In class on Thursday, we discussed various types of time series smoothing techniques. Smoothing plays an important part in time series analysis becuase it allows us to see the overall trend of the data without getting caught up in all of the noise and in time series data there is a lot of noise.
The general idea of all smoothing techniques is to average some number of the nearest data values surrounding a certain point to get the smoothed data point for that point. The number of nearest data values and how exactly these data values are averaged are up to interpretation for each method of smoothing.

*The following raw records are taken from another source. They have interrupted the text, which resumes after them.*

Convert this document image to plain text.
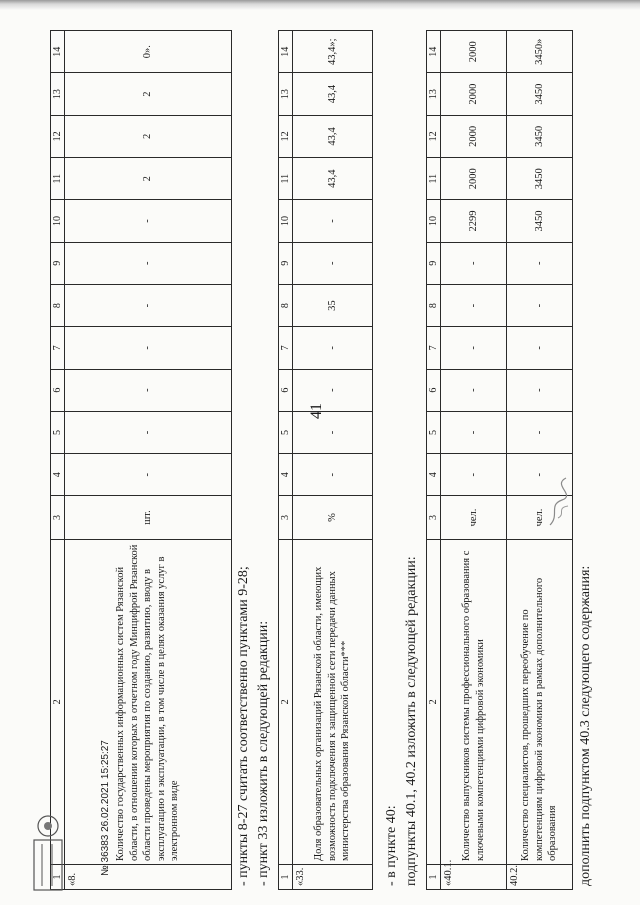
41
1	2	3	4	5	6	7	8	9	10	11	12	13	14
«8.	Количество государственных информационных систем Рязанской области, в отношении которых в отчетном году Минцифрой Рязанской области проведены мероприятия по созданию, развитию, вводу в эксплуатацию и эксплуатации, в том числе в целях оказания услуг в электронном виде	шт.	-	-	-	-	-	-	-	2	2	2	0».
- пункты 8-27 считать соответственно пунктами 9-28; - пункт 33 изложить в следующей редакции: 1	2	3	4	5	6	7	8	9	10	11	12	13	14
«33.	Доля образовательных организаций Рязанской области, имеющих возможность подключения к защищенной сети передачи данных министерства образования Рязанской области***	%	-	-	-	-	35	-	-	43,4	43,4	43,4	43,4»;
- в пункте 40: подпункты 40.1, 40.2 изложить в следующей редакции: 1	2	3	4	5	6	7	8	9	10	11	12	13	14
«40.1.	Количество выпускников системы профессионального образования с ключевыми компетенциями цифровой экономики	чел.	-	-	-	-	-	-	2299	2000	2000	2000	2000
40.2.	Количество специалистов, прошедших переобучение по компетенциям цифровой экономики в рамках дополнительного образования	чел.	-	-	-	-	-	-	3450	3450	3450	3450	3450»
дополнить подпунктом 40.3 следующего содержания:
№ 36383 26.02.2021 15:25:27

To illustrate these smoothing methods and how they differ, I will be using the globtemp data set from the R package astsa. This data set gives the global mean land-ocean temperature deviations, measured in centigrade, for 1880 to 2015. This data set will be used to illustrate an example of each smoothing method so that we can see how they compare.
Before we start smoothing our time series, we should see what the data looks like with the noise. We can plot the data set simply be using \(\texttt{plot(dataset)}\).
library(astsa)
## Warning: package 'astsa' was built under R version 3.3.2
data("globtemp")
plot(globtemp)
We can see that there’s a noticable trend in the data set, but it’s kind of obscurred by the noise that is also visible. So, let’s move on to the smoothing techniques. The very first one is the simplest and it is called moving averages.
To smooth the data set using moving averages, all we have to do is use the \(\texttt{filter(dataset, sides, filter)}\) command where the sides argument is going to be either 1 or 2, depending on if you want the average to be of only past values in the time series or both past and future values. Then, the filter argument gives the weight for each of the data values to average as well as the number of data values you want to average. So, in the following example, we will use both past and future data values and take the average of the data point itself and the data points on either side of the main point, giving all of them equal weight. Then, we’ll plot the two time series side by side to see the difference that our smoothing technique made.
filtered <- filter(globtemp, sides = 2, filter = rep(1, 3))
par(mfrow = c(2, 1))
plot(globtemp, main = "Unfiltered")
plot(filtered, main = "Filtered")
As you can see, using the moving average method gives us a much smoother time series and, as long as we don’t smooth the time series too much, we will still be able to see the defining characteristics of the time series, only without the noise.
This is similar to our last example, but, like I hinted at, we can specify different weights for the averaging technique. Let’s say we want the weight of our main data point to be twice that of the two points that surround it. We can create the weights and then filter the values like this:
weights <- c(1, 2, 1)/3
filteredweights <- filter(globtemp, sides = 2, filter = weights)
par(mfrow = c(2, 1))
plot(globtemp, main = "Unfiltered")
plot(filteredweights, main = "Filtered with Weights")
The new time series plot that we obtain has a similar effect to our first smoothed time series plot.
For this method, we can use the \(\texttt{ksmooth(x, y, kernel, bandwidth)}\) function. The x and y indicate what our x and y values are and we can find those in our data set. the kernel can be specified as either “box” or “normal”, but we are using a normal kernel smoother so our kernel will be “normal”. That means that points closer to our main point will have higher weights. Then, the bandwidth indicates how many points on either side of each data point to take into account for the smoothing. We will use a bandwidth of 2 which indicates that we want to use 2 points on either side of our main data point. Once we create this smoothed time series, we can plot it on top of our original time series.
smooth <- ksmooth(time(globtemp), globtemp, kernel = "normal", bandwidth = 2)
plot(globtemp)
lines(smooth, lwd=2, col=3)
Lowess smoothing is different from others we have looked at in that it uses nearest neighbors to smooth the time series. It is similar to a localized regression. We can do Lowess smoothing simply by using the \(\texttt{lowess(dataset, f)}\) command, where f is our span. Then, we can plot this smoothed line over our original time series like we did in the kernel smoothing section.
low <- lowess(globtemp, f=.04)
plot(globtemp)
lines(low, lwd=2, col=5)
Finally, we arrive at our last smoothing technique, spline smoothing. In spline smoothing, our x-axis is broken up into small intervals and the data from each interval is used to smooth the time series data. We can do spline smoothing using the \(\texttt{smooth.spline(x, y, spar)}\) command. x and y are our x and y values from our data set and spar is our smoothing parameter. We’ll use a smoothing parameter of .2 for this example. We can then plot this smoothed line on top of our time series plot, like above.
spline <- smooth.spline(time(globtemp), globtemp, spar = .2)
plot(globtemp)
lines(spline, lwd=2, col = 7)
These smoothing techniques are a very relevant part of our course because they are integral to time series analyses. Smoothing of the time series data makes it easier to determine overall trends in the data and determine whether there is any seasonal or cyclical trend present. As we move forward with time series analyses, I am sure that these smoothing techniques will prove to be a useful visualization tool.